Mr Burke added: ‘This court seeks to strip me of my religious beliefs.’

He also claimed there had been an “unlawful attempt” to persecute him for declaring his opposition to transgenderism and that the court was depriving him of his freedom and dignity. “I spent the last two nights in jail,” he added.

“As you will understand, this is a new experience for me as a law-abiding citizen.

“I have had plenty of time to reflect on my actions and behavior that have brought me to this place and far from finding instances of misconduct, let alone serious misconduct, I have only found that my actions were commendable and that I had the courage to respond to the principal telling her that being transgender was child abuse and a violation of my constitutional rights to free expression of religious beliefs.

He told the court that what he was being asked to do was “against the work of God”.

He claimed the principal’s “demands” forced him into transgender participation.

He further claimed that this request “deprived” him of his religious beliefs.

“I can’t get involved in this, it’s patently wrong, according to my religious beliefs and the scriptures,” he added.

“I considered my actions commendable because I have the integrity to obey God rather than man.

“My belief is that there are two genders, it is my religious belief and our constitution makes room for that belief. It guarantees the freedom to hold beliefs.

He added: “This court cannot deprive me of my religion and cannot deprive me of my dignity, it cannot deprive me of my faith in God and these are things that I intend to ‘to hang up”.

Solicitor Rosemary Mallon, the school’s board attorney, said it was ‘very clear’ from Mr Burke’s comment that he had no intention of complying with the court order.

She said he “knowingly and willfully” breached the order.

She also said the school had no choice but to take legal action as he was continuously attending the school.

Ms Mallon said the case was not about transgender.

She said she requested the interlocutory injunction because Mr. Burke ignored the nature and effect of the legal decision to suspend him with full pay pending the outcome of the disciplinary meeting.

The court was told that the case met the test for prohibitive interlocutory relief and that damages would not be sufficient.

The court was told the headmaster of the school had ‘serious concerns’ about Mr Burke’s behavior and his alleged conduct.

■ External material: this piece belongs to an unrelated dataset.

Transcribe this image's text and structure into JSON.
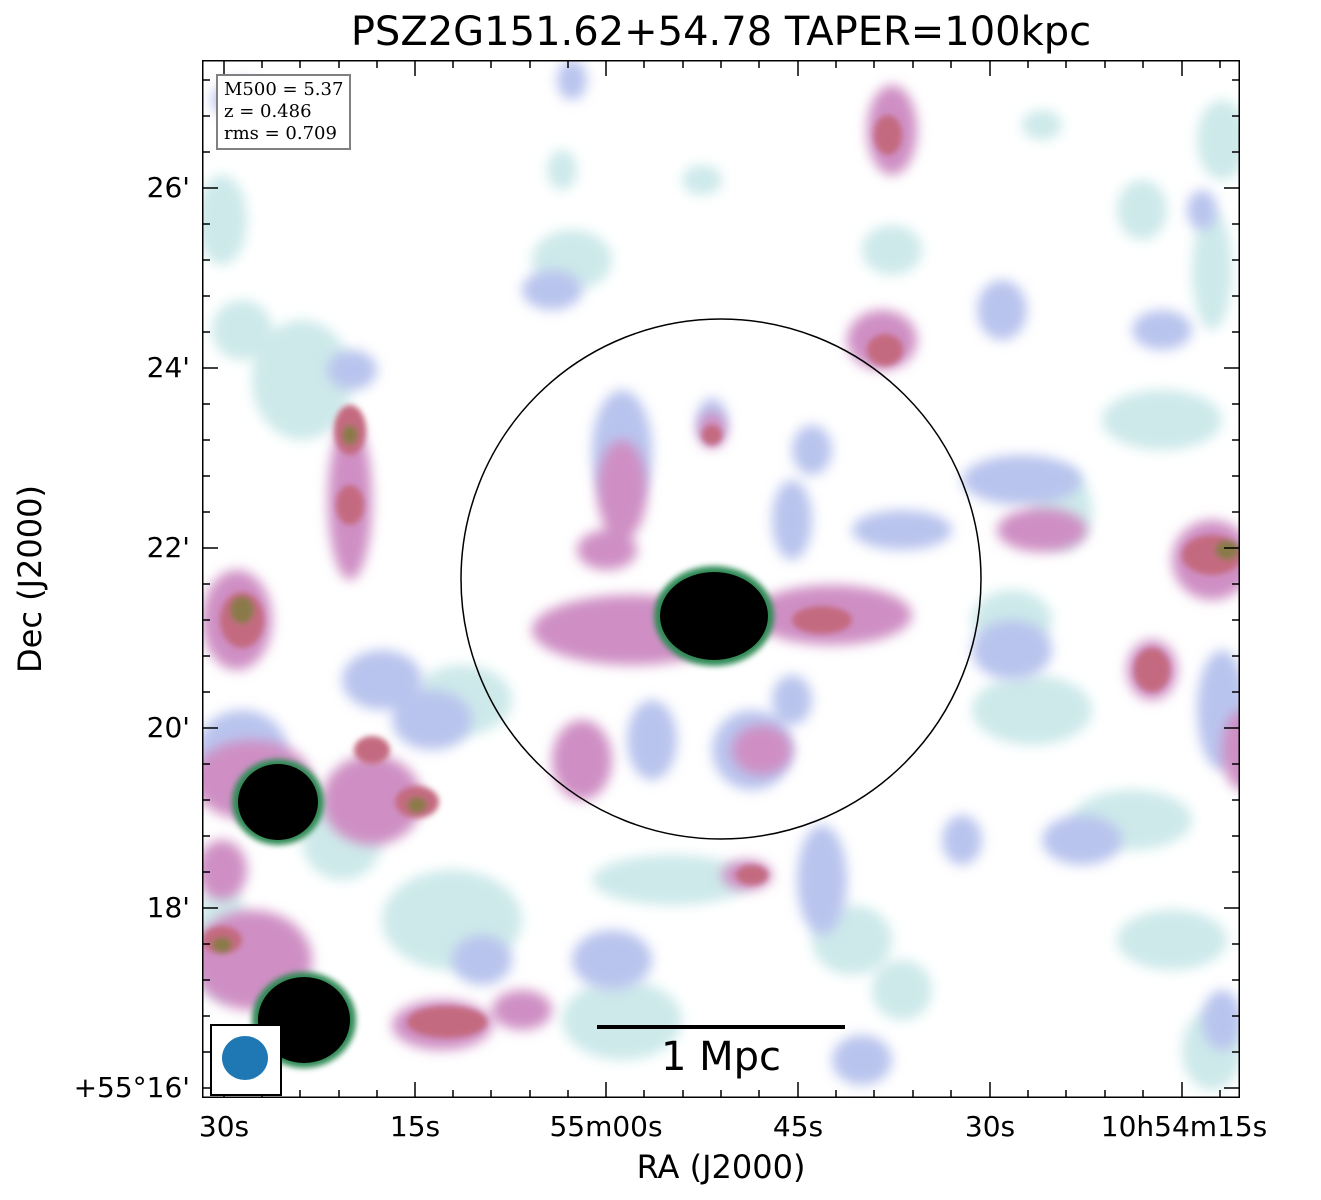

“It wasn’t about his beliefs. He can discuss his beliefs, but it is about his alleged conduct,” she added.

She said the decision to place him on paid administrative leave was lawful and had the effect of preventing him from attending school premises.

“I also say that what Mr. Burke is doing, by opposing this request, is asking the court to interfere with the disciplinary process,” Ms Mallon continued.

“Mr Burke is asking the court to step in and say ‘don’t let the suspension take effect. Let me sit in class and teach”.

“It is interference and it is not the function of this tribunal to do so at such an early stage of the disciplinary process.”

Judge Max Barrett agreed to uphold the interlocutory injunction, adding that the case did not involve transgender.